The market is on edge after this week's news that two Bear Stearns Co. hedge funds have very little value left. The performance of those two funds reflects, in part, unprecedented declines in the value of a number of subprime-related securities that were highly rated - at double-A or triple-A - Bear Stearns said in a letter to clients that was obtained by The Wall Street Journal. Preliminary estimates show that there is "effectively no value left for the investors" in one of the funds and "very little" left in the other, the letter said.
The Bear Stearns admission will almost certainly trigger a mass revaluation of portfolios with similar investments in collateralized debt obligations, or CDOs, causing big writedowns at the banks, said Richard Bove, an analyst with Punk Ziegel & Co. He downgraded virtually all of the Wall Street banks yesterday on the Bear Stearns news. He said the collapse of the two Bear hedge funds does not reflect a problem at the firm itself, but reveals troubles with the entire system.
"The banks are overstating the quality of assets on their balance sheets," he said. "When they go back and look at these securities, it could be up to a 15- to 20-per-cent devaluation."
If the assets of the Bear Stearns funds are liquidated, their true market value will likely come to light, Blackmont Capital analyst Brad Smith noted.
"It's quite likely that more information will come to the surface now," Mr. Smith said in an interview. "It's a developing situation that should not be ignored by the market."
Of Canada's big banks, Canadian Imperial Bank of Commerce "is most likely to be impacted given its rapid 2006 entry into this field," he wrote. "Although likely manageable, losses will underscore the build-up of non-traditional risks in domestic banks and may cap [price-to-earnings] levels," he said.
CIBC has acknowledged putting about $330-million into a CDO called Tricadia that's tied to U.S. subprime mortgages.
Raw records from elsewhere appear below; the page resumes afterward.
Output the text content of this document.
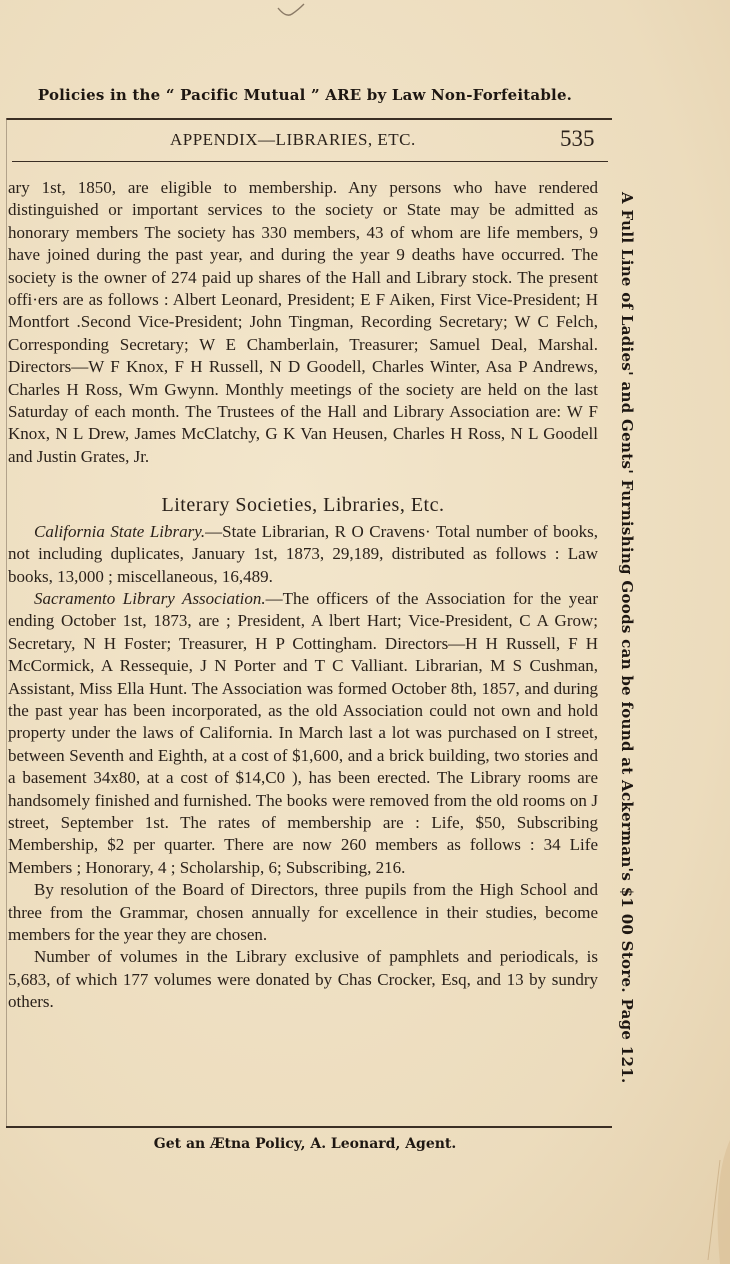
Policies in the “ Pacific Mutual ” ARE by Law Non-Forfeitable.
APPENDIX—LIBRARIES, ETC.	535

ary 1st, 1850, are eligible to membership. Any persons who have rendered distinguished or important services to the society or State may be admitted as honorary members The society has 330 members, 43 of whom are life members, 9 have joined during the past year, and during the year 9 deaths have occurred. The society is the owner of 274 paid up shares of the Hall and Library stock. The present offi·ers are as follows : Albert Leonard, President; E F Aiken, First Vice-President; H Montfort .Second Vice-President; John Tingman, Recording Secretary; W C Felch, Corresponding Secretary; W E Chamberlain, Treasurer; Samuel Deal, Marshal. Directors—W F Knox, F H Russell, N D Goodell, Charles Winter, Asa P Andrews, Charles H Ross, Wm Gwynn. Monthly meetings of the society are held on the last Saturday of each month. The Trustees of the Hall and Library Association are: W F Knox, N L Drew, James McClatchy, G K Van Heusen, Charles H Ross, N L Goodell and Justin Grates, Jr.

Literary Societies, Libraries, Etc.

California State Library.—State Librarian, R O Cravens· Total number of books, not including duplicates, January 1st, 1873, 29,189, distributed as follows : Law books, 13,000 ; miscellaneous, 16,489.

Sacramento Library Association.—The officers of the Association for the year ending October 1st, 1873, are ; President, A lbert Hart; Vice-President, C A Grow; Secretary, N H Foster; Treasurer, H P Cottingham. Directors—H H Russell, F H McCormick, A Ressequie, J N Porter and T C Valliant. Librarian, M S Cushman, Assistant, Miss Ella Hunt. The Association was formed October 8th, 1857, and during the past year has been incorporated, as the old Association could not own and hold property under the laws of California. In March last a lot was purchased on I street, between Seventh and Eighth, at a cost of $1,600, and a brick building, two stories and a basement 34x80, at a cost of $14,C0 ), has been erected. The Library rooms are handsomely finished and furnished. The books were removed from the old rooms on J street, September 1st. The rates of membership are : Life, $50, Subscribing Membership, $2 per quarter. There are now 260 members as follows : 34 Life Members ; Honorary, 4 ; Scholarship, 6; Subscribing, 216.

By resolution of the Board of Directors, three pupils from the High School and three from the Grammar, chosen annually for excellence in their studies, become members for the year they are chosen.

Number of volumes in the Library exclusive of pamphlets and periodicals, is 5,683, of which 177 volumes were donated by Chas Crocker, Esq, and 13 by sundry others.

Get an Ætna Policy, A. Leonard, Agent.
A Full Line of Ladies' and Gents' Furnishing Goods can be found at Ackerman's $1 00 Store. Page 121.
It has stated that the majority of its exposure to these structured credit transactions is rated triple-A.
Shares of CIBC fell 68 cents, or less than 1 per cent, to $97.55 (Canadian) on the Toronto Stock Exchange, having dipped as low as $96.50 earlier in the afternoon.
Standard & Poor's Rating Services, which last week downgraded various classes of U.S. residential mortgage-backed securities (RMBS) with exposure to subprime mortgages, said yesterday it expects to spend several weeks reviewing U.S. RMBS, with a review of CDOs to follow shortly thereafter. While the reviews are under way, it has adopted guidelines for rating new CDO transactions to deal with the uncertainties surrounding future rating actions.
What is a CDO?
Collateralized debt obligations are created by pooling large numbers of residential mortgages into residential mortgage backed securities (RMBSs). Pooling is a way for banks to unload risk from mortgages and is a way for investors to earn a return from interest payments on the underlying mortgages. The RMBSs are then sliced and diced into chunks, or CDOs, with different levels of risk. Those near the top, the ones with mortgages that are most likely to continue payments, would be rated AAA. The CDOs with the riskiest mortgages are rated much lower or not at all.